Au début du roman, le personnage d’Ariane revient de voyage. Le roman se concentre par la suite sur elle, Samuel et Anaïs. Théo a cependant une très grande place dans l’histoire puisque c’est le frère jumeau d’Ariane et le meilleur ami de Samuel. Chaque chapitre donne la parole à un personnage différent qui nous raconte la dynamique du trio et Théo, même s’il n’a pas de chapitre à lui, est présent partout au fil de l’histoire. C’est même mon personnage préféré, même si ce n’est pas un des personnages principaux à proprement parler.

« Par les chaudes nuits de juillet, on se couchait les trois dans une tente installée dans la cour, bien enfouis dans nos sacs de couchage des Tortues Ninja, et on se contait des histoires de peur, qui ne faisaient pas vraiment peur, jusqu’à ce qu’on s’endorme.
Les choses seraient restées simples si nous n’avions pas grandi; si, dans l’année de notre cinquième secondaire, Sam et moi ne nous étions pas rendu compte que le lien qui nous unissait était différent. Qu’il y avait plus entre nous. Le genre de sentiment aussi envoûtant que l’étaient les feux de camp dans ma cour ces étés-là. Aussi dangereux, quand on ne fait pas attention. »

Le roman de Marie-Christine Chartier nous apporte beaucoup d’émotions, de moment touchants, douloureux, mais également très beaux. Le livre nous transporte dans les pensées et l’imaginaire de chaque personnage, nous plongeant littéralement dans l’émotion vécue par chacun d’eux. L’auteure nous attache solidement à ses personnages, qui sont intéressants et très entiers. C’est le destin des personnages qui nous happe dans ce roman, puisqu’ils forment une sorte de triangle amoureux qui n’est pas viable.

J’ai apprécié retrouver des personnages de chez nous, représentatifs par leur façon de parler et les dialogues. Sans aborder complètement le sujet pour ne pas dévoiler une partie de l’histoire, je trouve que l’auteure aborde avec son roman un sujet qui reste encore « tabou » et qui revient dans l’actualité régulièrement. Son personnage d’Ariane, ce qu’elle a vécu et sa façon d’y faire face, nous montre que c’est encore quelque chose de difficile dont on ne parle pas forcément facilement.

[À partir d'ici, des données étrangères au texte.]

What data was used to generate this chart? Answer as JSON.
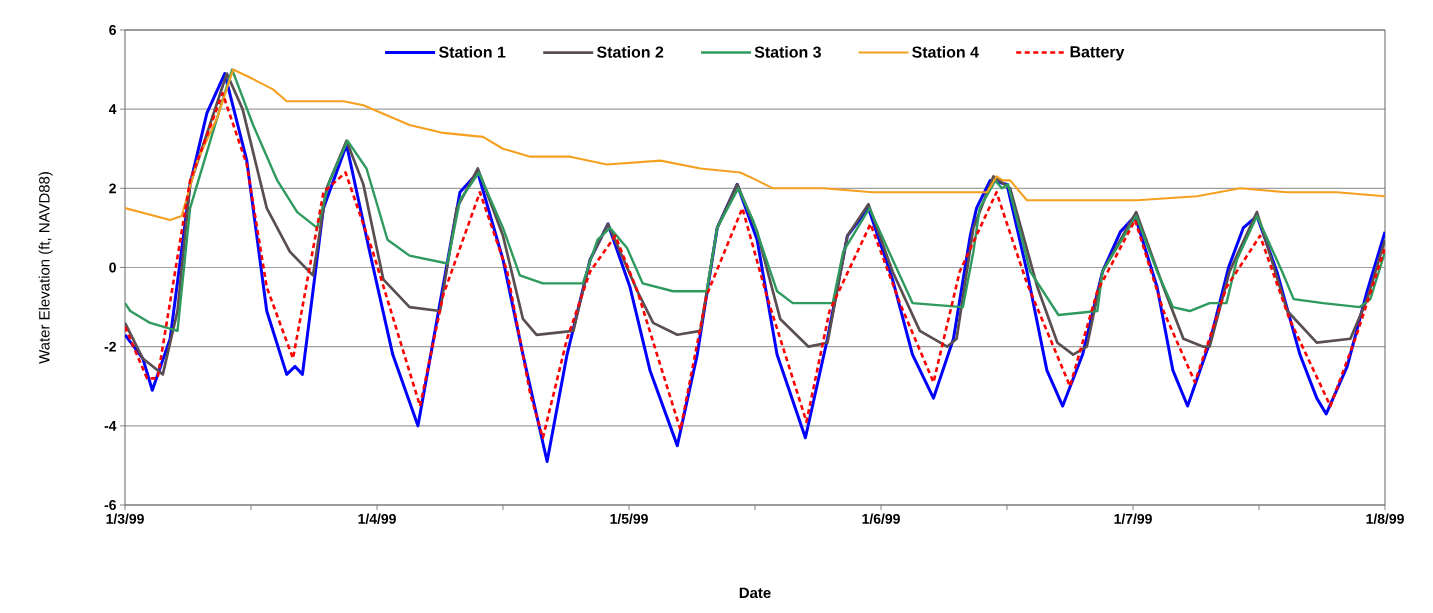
{
  "chart_data": {
    "type": "line",
    "xlabel": "Date",
    "ylabel": "Water Elevation (ft, NAVD88)",
    "xlim": [
      "1999-01-03T00:00",
      "1999-01-08T00:00"
    ],
    "xticks": [
      {
        "value": "1999-01-03T00:00",
        "label": "1/3/99"
      },
      {
        "value": "1999-01-03T12:00",
        "label": null
      },
      {
        "value": "1999-01-04T00:00",
        "label": "1/4/99"
      },
      {
        "value": "1999-01-04T12:00",
        "label": null
      },
      {
        "value": "1999-01-05T00:00",
        "label": "1/5/99"
      },
      {
        "value": "1999-01-05T12:00",
        "label": null
      },
      {
        "value": "1999-01-06T00:00",
        "label": "1/6/99"
      },
      {
        "value": "1999-01-06T12:00",
        "label": null
      },
      {
        "value": "1999-01-07T00:00",
        "label": "1/7/99"
      },
      {
        "value": "1999-01-07T12:00",
        "label": null
      },
      {
        "value": "1999-01-08T00:00",
        "label": "1/8/99"
      }
    ],
    "ylim": [
      -6,
      6
    ],
    "yticks": [
      -6,
      -4,
      -2,
      0,
      2,
      4,
      6
    ],
    "grid": "y",
    "legend": "top",
    "series": [
      {
        "name": "Station 1",
        "color": "#0000ff",
        "x": [
          "1999-01-03T00:00",
          "1999-01-03T01:42",
          "1999-01-03T02:36",
          "1999-01-03T04:18",
          "1999-01-03T06:12",
          "1999-01-03T07:48",
          "1999-01-03T09:30",
          "1999-01-03T11:36",
          "1999-01-03T13:30",
          "1999-01-03T15:24",
          "1999-01-03T16:12",
          "1999-01-03T16:54",
          "1999-01-03T18:54",
          "1999-01-03T21:06",
          "1999-01-03T23:18",
          "1999-01-04T01:30",
          "1999-01-04T03:54",
          "1999-01-04T06:00",
          "1999-01-04T07:54",
          "1999-01-04T09:36",
          "1999-01-04T12:00",
          "1999-01-04T13:54",
          "1999-01-04T16:12",
          "1999-01-04T18:06",
          "1999-01-04T20:18",
          "1999-01-04T22:00",
          "1999-01-05T00:06",
          "1999-01-05T02:00",
          "1999-01-05T04:36",
          "1999-01-05T06:30",
          "1999-01-05T08:24",
          "1999-01-05T10:18",
          "1999-01-05T12:12",
          "1999-01-05T14:06",
          "1999-01-05T16:48",
          "1999-01-05T18:54",
          "1999-01-05T20:48",
          "1999-01-05T22:48",
          "1999-01-06T01:06",
          "1999-01-06T03:00",
          "1999-01-06T05:00",
          "1999-01-06T06:54",
          "1999-01-06T08:30",
          "1999-01-06T09:06",
          "1999-01-06T10:24",
          "1999-01-06T12:00",
          "1999-01-06T13:54",
          "1999-01-06T15:48",
          "1999-01-06T17:18",
          "1999-01-06T19:12",
          "1999-01-06T21:06",
          "1999-01-06T22:48",
          "1999-01-07T00:12",
          "1999-01-07T02:18",
          "1999-01-07T03:48",
          "1999-01-07T05:12",
          "1999-01-07T07:18",
          "1999-01-07T09:06",
          "1999-01-07T10:30",
          "1999-01-07T11:48",
          "1999-01-07T13:42",
          "1999-01-07T15:54",
          "1999-01-07T17:30",
          "1999-01-07T18:24",
          "1999-01-07T20:24",
          "1999-01-07T22:18",
          "1999-01-08T00:00"
        ],
        "values": [
          -1.7,
          -2.3,
          -3.1,
          -1.8,
          2.1,
          3.9,
          4.9,
          2.7,
          -1.1,
          -2.7,
          -2.5,
          -2.7,
          1.5,
          3.1,
          0.4,
          -2.2,
          -4.0,
          -0.9,
          1.9,
          2.4,
          0.2,
          -2.2,
          -4.9,
          -2.2,
          0.2,
          1.1,
          -0.5,
          -2.6,
          -4.5,
          -2.2,
          1.0,
          2.1,
          0.7,
          -2.2,
          -4.3,
          -1.8,
          0.8,
          1.5,
          -0.3,
          -2.2,
          -3.3,
          -1.8,
          0.8,
          1.5,
          2.2,
          2.1,
          -0.1,
          -2.6,
          -3.5,
          -2.2,
          -0.1,
          0.9,
          1.3,
          -0.5,
          -2.6,
          -3.5,
          -1.9,
          0.0,
          1.0,
          1.3,
          -0.1,
          -2.2,
          -3.3,
          -3.7,
          -2.5,
          -0.6,
          0.9
        ]
      },
      {
        "name": "Station 2",
        "color": "#5a4e50",
        "x": [
          "1999-01-03T00:00",
          "1999-01-03T01:42",
          "1999-01-03T03:36",
          "1999-01-03T05:00",
          "1999-01-03T06:12",
          "1999-01-03T09:42",
          "1999-01-03T11:12",
          "1999-01-03T13:30",
          "1999-01-03T15:42",
          "1999-01-03T17:54",
          "1999-01-03T19:12",
          "1999-01-03T21:06",
          "1999-01-03T22:42",
          "1999-01-04T00:36",
          "1999-01-04T03:06",
          "1999-01-04T06:00",
          "1999-01-04T07:36",
          "1999-01-04T09:36",
          "1999-01-04T12:00",
          "1999-01-04T13:54",
          "1999-01-04T15:12",
          "1999-01-04T18:42",
          "1999-01-04T20:18",
          "1999-01-04T22:00",
          "1999-01-05T00:48",
          "1999-01-05T02:18",
          "1999-01-05T04:36",
          "1999-01-05T06:48",
          "1999-01-05T08:24",
          "1999-01-05T10:18",
          "1999-01-05T12:12",
          "1999-01-05T14:24",
          "1999-01-05T17:06",
          "1999-01-05T18:54",
          "1999-01-05T20:48",
          "1999-01-05T22:48",
          "1999-01-06T01:06",
          "1999-01-06T03:42",
          "1999-01-06T06:18",
          "1999-01-06T07:12",
          "1999-01-06T08:48",
          "1999-01-06T10:42",
          "1999-01-06T12:18",
          "1999-01-06T14:54",
          "1999-01-06T16:48",
          "1999-01-06T18:18",
          "1999-01-06T19:36",
          "1999-01-06T21:06",
          "1999-01-07T00:18",
          "1999-01-07T02:54",
          "1999-01-07T04:48",
          "1999-01-07T06:42",
          "1999-01-07T07:18",
          "1999-01-07T09:12",
          "1999-01-07T11:48",
          "1999-01-07T14:42",
          "1999-01-07T17:30",
          "1999-01-07T20:42",
          "1999-01-07T22:18",
          "1999-01-08T00:00"
        ],
        "values": [
          -1.4,
          -2.3,
          -2.7,
          -1.1,
          2.1,
          4.9,
          4.0,
          1.5,
          0.4,
          -0.2,
          2.0,
          3.2,
          2.1,
          -0.3,
          -1.0,
          -1.1,
          1.5,
          2.5,
          0.8,
          -1.3,
          -1.7,
          -1.6,
          0.2,
          1.1,
          -0.6,
          -1.4,
          -1.7,
          -1.6,
          1.0,
          2.1,
          0.9,
          -1.3,
          -2.0,
          -1.9,
          0.8,
          1.6,
          -0.1,
          -1.6,
          -2.0,
          -1.8,
          1.0,
          2.3,
          2.0,
          -0.5,
          -1.9,
          -2.2,
          -2.0,
          -0.1,
          1.4,
          -0.5,
          -1.8,
          -2.0,
          -2.0,
          -0.1,
          1.4,
          -1.1,
          -1.9,
          -1.8,
          -0.8,
          0.7
        ]
      },
      {
        "name": "Station 3",
        "color": "#2e9a5e",
        "x": [
          "1999-01-03T00:00",
          "1999-01-03T00:30",
          "1999-01-03T02:24",
          "1999-01-03T05:00",
          "1999-01-03T06:12",
          "1999-01-03T08:48",
          "1999-01-03T10:12",
          "1999-01-03T12:12",
          "1999-01-03T14:30",
          "1999-01-03T16:24",
          "1999-01-03T18:18",
          "1999-01-03T19:30",
          "1999-01-03T21:12",
          "1999-01-03T23:00",
          "1999-01-04T01:00",
          "1999-01-04T03:06",
          "1999-01-04T06:42",
          "1999-01-04T07:54",
          "1999-01-04T09:42",
          "1999-01-04T12:00",
          "1999-01-04T13:36",
          "1999-01-04T15:48",
          "1999-01-04T19:36",
          "1999-01-04T21:00",
          "1999-01-04T22:12",
          "1999-01-04T23:48",
          "1999-01-05T01:18",
          "1999-01-05T04:12",
          "1999-01-05T07:24",
          "1999-01-05T08:24",
          "1999-01-05T10:24",
          "1999-01-05T11:48",
          "1999-01-05T14:06",
          "1999-01-05T15:36",
          "1999-01-05T19:24",
          "1999-01-05T20:24",
          "1999-01-05T22:54",
          "1999-01-06T01:06",
          "1999-01-06T03:00",
          "1999-01-06T07:48",
          "1999-01-06T08:48",
          "1999-01-06T09:24",
          "1999-01-06T10:54",
          "1999-01-06T11:30",
          "1999-01-06T12:06",
          "1999-01-06T14:12",
          "1999-01-06T16:54",
          "1999-01-06T20:36",
          "1999-01-06T21:06",
          "1999-01-07T00:18",
          "1999-01-07T02:18",
          "1999-01-07T03:48",
          "1999-01-07T05:24",
          "1999-01-07T07:18",
          "1999-01-07T08:54",
          "1999-01-07T09:54",
          "1999-01-07T11:48",
          "1999-01-07T14:12",
          "1999-01-07T15:18",
          "1999-01-07T18:06",
          "1999-01-07T21:36",
          "1999-01-07T22:36",
          "1999-01-08T00:00"
        ],
        "values": [
          -0.9,
          -1.1,
          -1.4,
          -1.6,
          1.5,
          3.8,
          5.0,
          3.6,
          2.2,
          1.4,
          1.0,
          2.2,
          3.2,
          2.5,
          0.7,
          0.3,
          0.1,
          1.7,
          2.4,
          1.0,
          -0.2,
          -0.4,
          -0.4,
          0.7,
          1.0,
          0.5,
          -0.4,
          -0.6,
          -0.6,
          1.0,
          2.0,
          1.2,
          -0.6,
          -0.9,
          -0.9,
          0.4,
          1.5,
          0.2,
          -0.9,
          -1.0,
          0.4,
          1.5,
          2.2,
          2.0,
          2.1,
          -0.1,
          -1.2,
          -1.1,
          -0.1,
          1.3,
          -0.1,
          -1.0,
          -1.1,
          -0.9,
          -0.9,
          0.2,
          1.3,
          -0.1,
          -0.8,
          -0.9,
          -1.0,
          -0.8,
          0.4
        ]
      },
      {
        "name": "Station 4",
        "color": "#f5a020",
        "x": [
          "1999-01-03T00:00",
          "1999-01-03T04:18",
          "1999-01-03T05:24",
          "1999-01-03T06:54",
          "1999-01-03T08:48",
          "1999-01-03T10:18",
          "1999-01-03T11:54",
          "1999-01-03T14:06",
          "1999-01-03T15:24",
          "1999-01-03T20:48",
          "1999-01-03T22:42",
          "1999-01-04T03:06",
          "1999-01-04T06:18",
          "1999-01-04T10:06",
          "1999-01-04T12:00",
          "1999-01-04T14:36",
          "1999-01-04T18:24",
          "1999-01-04T21:54",
          "1999-01-05T03:00",
          "1999-01-05T06:48",
          "1999-01-05T10:36",
          "1999-01-05T12:12",
          "1999-01-05T13:42",
          "1999-01-05T18:30",
          "1999-01-05T23:12",
          "1999-01-06T04:00",
          "1999-01-06T09:24",
          "1999-01-06T10:06",
          "1999-01-06T11:00",
          "1999-01-06T11:36",
          "1999-01-06T12:18",
          "1999-01-06T13:54",
          "1999-01-06T16:06",
          "1999-01-07T00:24",
          "1999-01-07T06:06",
          "1999-01-07T10:12",
          "1999-01-07T14:42",
          "1999-01-07T19:24",
          "1999-01-08T00:00"
        ],
        "values": [
          1.5,
          1.2,
          1.3,
          2.7,
          3.8,
          5.0,
          4.8,
          4.5,
          4.2,
          4.2,
          4.1,
          3.6,
          3.4,
          3.3,
          3.0,
          2.8,
          2.8,
          2.6,
          2.7,
          2.5,
          2.4,
          2.2,
          2.0,
          2.0,
          1.9,
          1.9,
          1.9,
          1.9,
          2.3,
          2.2,
          2.2,
          1.7,
          1.7,
          1.7,
          1.8,
          2.0,
          1.9,
          1.9,
          1.8
        ]
      },
      {
        "name": "Battery",
        "color": "#ff0000",
        "line_style": "dashed",
        "x": [
          "1999-01-03T00:00",
          "1999-01-03T02:06",
          "1999-01-03T03:06",
          "1999-01-03T06:12",
          "1999-01-03T09:18",
          "1999-01-03T11:36",
          "1999-01-03T13:30",
          "1999-01-03T16:00",
          "1999-01-03T18:54",
          "1999-01-03T21:00",
          "1999-01-03T23:36",
          "1999-01-04T04:06",
          "1999-01-04T06:18",
          "1999-01-04T09:48",
          "1999-01-04T12:24",
          "1999-01-04T14:36",
          "1999-01-04T15:48",
          "1999-01-04T18:06",
          "1999-01-04T20:18",
          "1999-01-04T22:42",
          "1999-01-05T00:48",
          "1999-01-05T04:54",
          "1999-01-05T07:24",
          "1999-01-05T10:48",
          "1999-01-05T13:06",
          "1999-01-05T16:54",
          "1999-01-05T19:06",
          "1999-01-05T23:00",
          "1999-01-06T01:48",
          "1999-01-06T05:00",
          "1999-01-06T07:30",
          "1999-01-06T11:00",
          "1999-01-06T13:54",
          "1999-01-06T18:00",
          "1999-01-06T20:36",
          "1999-01-07T00:12",
          "1999-01-07T02:54",
          "1999-01-07T05:54",
          "1999-01-07T08:54",
          "1999-01-07T12:06",
          "1999-01-07T14:54",
          "1999-01-07T18:48",
          "1999-01-07T21:18",
          "1999-01-08T00:00"
        ],
        "values": [
          -1.5,
          -2.8,
          -2.8,
          2.2,
          4.4,
          2.6,
          -0.5,
          -2.3,
          1.9,
          2.4,
          0.4,
          -3.5,
          -0.7,
          1.9,
          -0.1,
          -3.2,
          -4.3,
          -1.8,
          -0.1,
          0.8,
          -0.6,
          -4.1,
          -0.7,
          1.5,
          -0.7,
          -3.9,
          -1.1,
          1.1,
          -0.9,
          -2.9,
          -0.1,
          1.9,
          -0.4,
          -3.0,
          -0.6,
          1.2,
          -1.1,
          -2.9,
          -0.5,
          0.8,
          -1.3,
          -3.5,
          -1.7,
          0.5
        ]
      }
    ]
  }
}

Le roman nous permet de voir évoluer les personnages lors du retour d’Ariane qui bouleverse le quotidien de tout le monde. Son retour est marqué par les questionnements, les mises au point et les remises en question. On ne revient pas « comme ça » dans la vie des gens après un long silence, sans bousculer un peu ceux qui nous aiment.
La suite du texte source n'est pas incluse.